In the paper titled Sound Field Reconstruction Using Neural Processes with Dynamic Kernels, the authors Zining Liang, Wen Zhang, and Thushara D. Abhayapala employ advanced techniques involving Neural Processes (NPs) and dynamic cores to reconstruct soundscapes. Traditional methods utilize Gaussian Processes (GPs) and fixed cores to model spatial correlations in soundscapes, but they have limitations such as limited expressive power of cores and the need for manual identification of optimal cores for different soundscapes. The study introduces a novel approach that utilizes deep neural networks based on NPs to parameterize GPs, enabling the dynamic learning of cores from simulated data. The incorporation of attention mechanisms enhances the flexibility and adaptability of the proposed method to the acoustic properties of soundscapes. Numerical experiments demonstrate that this new method outperforms existing approaches in terms of reconstruction accuracy, offering a promising alternative for soundscape reconstruction.

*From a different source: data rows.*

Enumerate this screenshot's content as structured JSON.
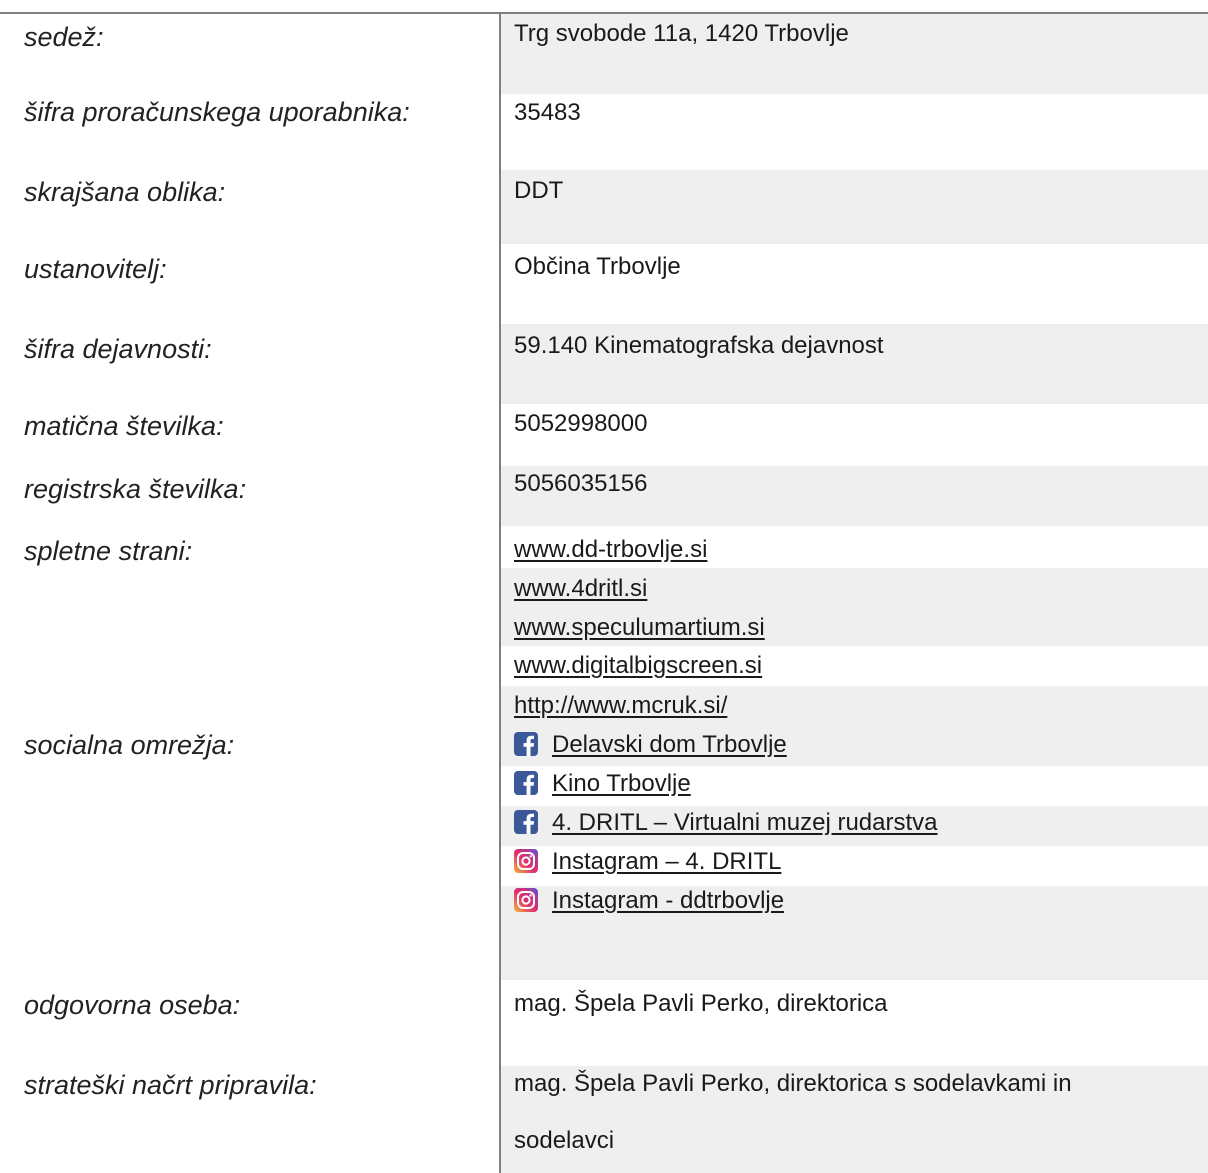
{
  "rows": {
    "sedez": {
      "label": "sedež:",
      "value": "Trg svobode 11a, 1420 Trbovlje"
    },
    "sifra_pu": {
      "label": "šifra proračunskega uporabnika:",
      "value": "35483"
    },
    "skrajsana": {
      "label": "skrajšana oblika:",
      "value": "DDT"
    },
    "ustanovitelj": {
      "label": "ustanovitelj:",
      "value": "Občina Trbovlje"
    },
    "sifra_dej": {
      "label": "šifra dejavnosti:",
      "value": "59.140 Kinematografska dejavnost"
    },
    "maticna": {
      "label": "matična številka:",
      "value": "5052998000"
    },
    "registrska": {
      "label": "registrska številka:",
      "value": "5056035156"
    },
    "spletne": {
      "label": "spletne strani:"
    },
    "socialna": {
      "label": "socialna omrežja:"
    },
    "odgovorna": {
      "label": "odgovorna oseba:",
      "value": "mag. Špela Pavli Perko, direktorica"
    },
    "strateski": {
      "label": "strateški načrt pripravila:",
      "value_line1": "mag. Špela Pavli Perko, direktorica s sodelavkami in",
      "value_line2": "sodelavci"
    }
  },
  "websites": [
    "www.dd-trbovlje.si",
    "www.4dritl.si",
    "www.speculumartium.si",
    "www.digitalbigscreen.si",
    "http://www.mcruk.si/"
  ],
  "social": [
    {
      "icon": "facebook-icon",
      "text": "Delavski dom Trbovlje"
    },
    {
      "icon": "facebook-icon",
      "text": "Kino Trbovlje"
    },
    {
      "icon": "facebook-icon",
      "text": "4. DRITL – Virtualni muzej rudarstva"
    },
    {
      "icon": "instagram-icon",
      "text": "Instagram – 4. DRITL"
    },
    {
      "icon": "instagram-icon",
      "text": "Instagram - ddtrbovlje"
    }
  ],
  "colors": {
    "cell_background": "#efefef",
    "border": "#808080",
    "facebook": "#3b5998"
  }
}
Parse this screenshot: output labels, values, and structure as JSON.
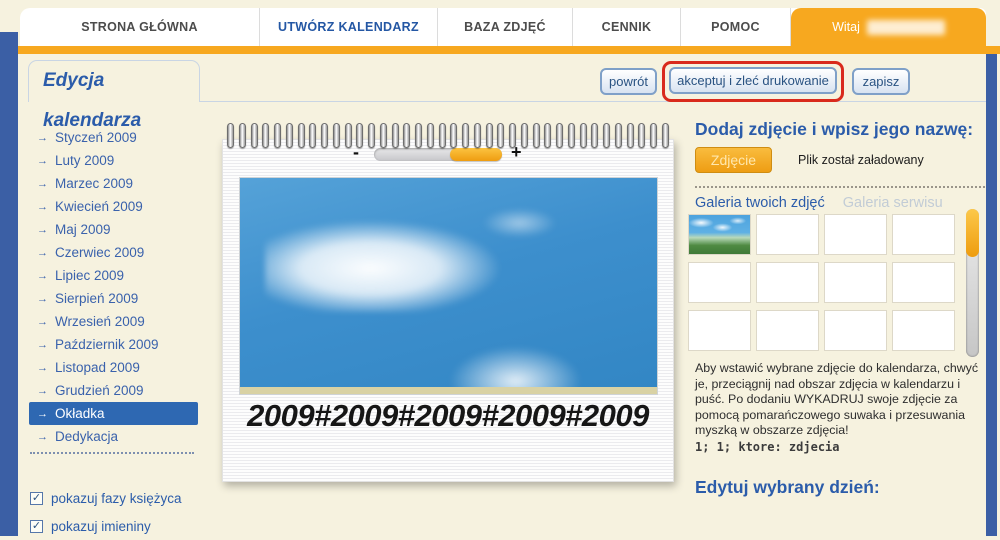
{
  "nav": {
    "tabs": [
      {
        "label": "STRONA GŁÓWNA",
        "active": false
      },
      {
        "label": "UTWÓRZ KALENDARZ",
        "active": true
      },
      {
        "label": "BAZA ZDJĘĆ",
        "active": false
      },
      {
        "label": "CENNIK",
        "active": false
      },
      {
        "label": "POMOC",
        "active": false
      }
    ],
    "welcome_label": "Witaj",
    "welcome_name_redacted": true
  },
  "page": {
    "title": "Edycja kalendarza"
  },
  "toolbar": {
    "back_label": "powrót",
    "accept_label": "akceptuj i zleć drukowanie",
    "save_label": "zapisz"
  },
  "sidebar": {
    "items": [
      {
        "label": "Styczeń 2009",
        "selected": false
      },
      {
        "label": "Luty 2009",
        "selected": false
      },
      {
        "label": "Marzec 2009",
        "selected": false
      },
      {
        "label": "Kwiecień 2009",
        "selected": false
      },
      {
        "label": "Maj 2009",
        "selected": false
      },
      {
        "label": "Czerwiec 2009",
        "selected": false
      },
      {
        "label": "Lipiec 2009",
        "selected": false
      },
      {
        "label": "Sierpień 2009",
        "selected": false
      },
      {
        "label": "Wrzesień 2009",
        "selected": false
      },
      {
        "label": "Październik 2009",
        "selected": false
      },
      {
        "label": "Listopad 2009",
        "selected": false
      },
      {
        "label": "Grudzień 2009",
        "selected": false
      },
      {
        "label": "Okładka",
        "selected": true
      },
      {
        "label": "Dedykacja",
        "selected": false
      }
    ],
    "checkboxes": [
      {
        "label": "pokazuj fazy księżyca",
        "checked": true
      },
      {
        "label": "pokazuj imieniny",
        "checked": true
      }
    ]
  },
  "calendar_preview": {
    "zoom_out_label": "-",
    "zoom_in_label": "+",
    "zoom_slider": {
      "fill_percent": 41,
      "fill_side": "right"
    },
    "cover_title": "2009#2009#2009#2009#2009",
    "spiral_ring_count": 38
  },
  "photo_panel": {
    "heading": "Dodaj zdjęcie i wpisz jego nazwę:",
    "upload_button_label": "Zdjęcie",
    "upload_status": "Plik został załadowany",
    "gallery_tabs": [
      {
        "label": "Galeria twoich zdjęć",
        "active": true
      },
      {
        "label": "Galeria serwisu",
        "active": false
      }
    ],
    "grid": {
      "rows": 3,
      "cols": 4,
      "filled_cells": 1
    },
    "instructions": "Aby wstawić wybrane zdjęcie do kalendarza, chwyć je, przeciągnij nad obszar zdjęcia w kalendarzu i puść. Po dodaniu WYKADRUJ swoje zdjęcie za pomocą pomarańczowego suwaka i przesuwania myszką w obszarze zdjęcia!",
    "debug_text": "1; 1; ktore: zdjecia",
    "edit_day_heading": "Edytuj wybrany dzień:"
  },
  "colors": {
    "accent_orange": "#f7a81f",
    "brand_blue": "#2b5caa",
    "stripe_blue": "#3b5fa5",
    "selected_item_bg": "#2e68b2",
    "highlight_red": "#d92a1c"
  }
}
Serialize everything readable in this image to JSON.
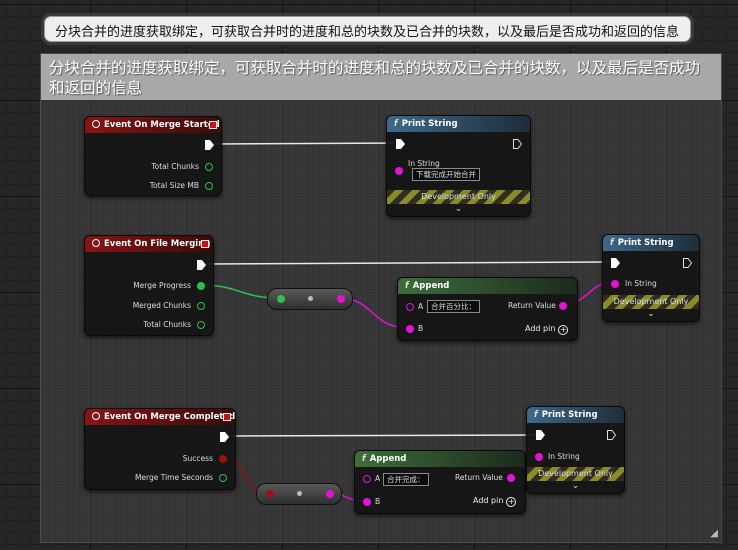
{
  "top_comment": "分块合并的进度获取绑定，可获取合并时的进度和总的块数及已合并的块数，以及最后是否成功和返回的信息",
  "group_comment": "分块合并的进度获取绑定，可获取合并时的进度和总的块数及已合并的块数，以及最后是否成功和返回的信息",
  "colors": {
    "exec": "#ffffff",
    "float_pin": "#2ec04a",
    "string_pin": "#e212d6",
    "bool_pin": "#9b1010",
    "event_header": "#8a1414",
    "function_header": "#3c6a8c",
    "append_header": "#3e6e3a"
  },
  "nodes": {
    "merge_started": {
      "title": "Event On Merge Started",
      "pins": [
        "Total Chunks",
        "Total Size MB"
      ]
    },
    "print1": {
      "title": "Print String",
      "in_string_label": "In String",
      "in_string_value": "下载完成开始合并",
      "dev_only": "Development Only"
    },
    "file_merging": {
      "title": "Event On File Merging",
      "pins": [
        "Merge Progress",
        "Merged Chunks",
        "Total Chunks"
      ]
    },
    "append1": {
      "title": "Append",
      "a_label": "A",
      "a_value": "合并百分比：",
      "b_label": "B",
      "return_label": "Return Value",
      "add_pin": "Add pin"
    },
    "print2": {
      "title": "Print String",
      "in_string_label": "In String",
      "dev_only": "Development Only"
    },
    "merge_completed": {
      "title": "Event On Merge Completed",
      "pins": [
        "Success",
        "Merge Time Seconds"
      ]
    },
    "append2": {
      "title": "Append",
      "a_label": "A",
      "a_value": "合并完成：",
      "b_label": "B",
      "return_label": "Return Value",
      "add_pin": "Add pin"
    },
    "print3": {
      "title": "Print String",
      "in_string_label": "In String",
      "dev_only": "Development Only"
    }
  },
  "icons": {
    "function": "f",
    "add": "+",
    "expand": "chevron-down",
    "resize": "resize-grip"
  }
}
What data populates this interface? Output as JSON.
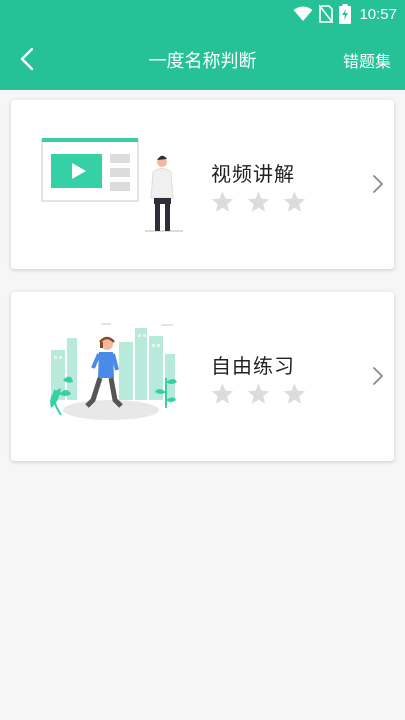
{
  "status_bar": {
    "time": "10:57",
    "icons": [
      "wifi-icon",
      "no-sim-icon",
      "battery-charging-icon"
    ]
  },
  "header": {
    "title": "一度名称判断",
    "right_action": "错题集",
    "back_icon": "chevron-left-icon"
  },
  "cards": [
    {
      "label": "视频讲解",
      "rating_stars": 3,
      "rating_filled": 0,
      "illustration": "video-lesson-illustration"
    },
    {
      "label": "自由练习",
      "rating_stars": 3,
      "rating_filled": 0,
      "illustration": "walking-person-illustration"
    }
  ],
  "colors": {
    "accent": "#26c197",
    "star_empty": "#dcdcdc",
    "illustration_green": "#35d0a5",
    "background": "#f6f6f6"
  }
}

In the paper titled Transformer-based Autoencoder with ID Constraint for Unsupervised Anomalous Sound Detection, the authors Jian Guan, Youde Liu, Qiuqiang Kong, Feiyang Xiao M.D., Qiaoxi Zhu, Jiantong Tian, and Wenwu Wang propose a Transformer-based autoencoder architecture, IDC-TransAE, for unsupervised anomaly sound detection (ASD). This method leverages machine IDs to constrain the latent space of the autoencoder and introduces a simple ID classifier to learn distribution differences among the same machine types, thereby enhancing the model’s capability to distinguish abnormal sounds. The authors also introduce a method for computing weighted anomaly score to highlight the anomaly scores of events that occur only briefly. Experimental results on the DCASE 2020 Challenge Task 2 development dataset demonstrate the effectiveness and superiority of this method. Overall, this research provides a new methodological approach for detecting unknown anomalous sounds in devices using only normal sound data.

The paper titled Battling with the Low-Resource Condition for Snore Sound Recognition: Introducing a Meta-Learning Strategy, authored by Jingtan Li, Mengkai Sun, Zhonghao Zhao, Xingcan Li, Gaigai Li, Chen Wu, Kun Qian, Bin Hu, Yoshiharu Yamamoto, and Björn W. Schuller focuses on the recognition of snoring sounds under limited resources. The study effectively addresses the challenge of limited sample data by employing a few-shot learning method called “Model-Agnostic Meta-Learning (MAML).” The research achieves a significant unweighted average recall rate of 60.2% on the test dataset. This work significantly contributes to the diagnosis and treatment of diseases such as obstructive sleep apnea. The primary contribution of this study lies in the application of meta-learning strategies to enhance the recognition efficiency of snoring sounds under resource constraints.

5 Conclusion

The special issue illustrates the extensive application of artificial intelligence to numerous problems in music, speech, and general audio processing. These studies demonstrate the potential of interdisciplinary research to enhance AI methodologies in this field while identifying the existing gap between current technology and future requirements. They offer valuable insights for future research, showcasing the potential of various novel techniques across diverse domains and establishing a solid foundation for advancements in these areas. With ongoing technological advancements and continuous innovation, artificial intelligence will continue to play a crucial role in audio processing, nurturing new prospects and possibilities for music, speech, and sound processing.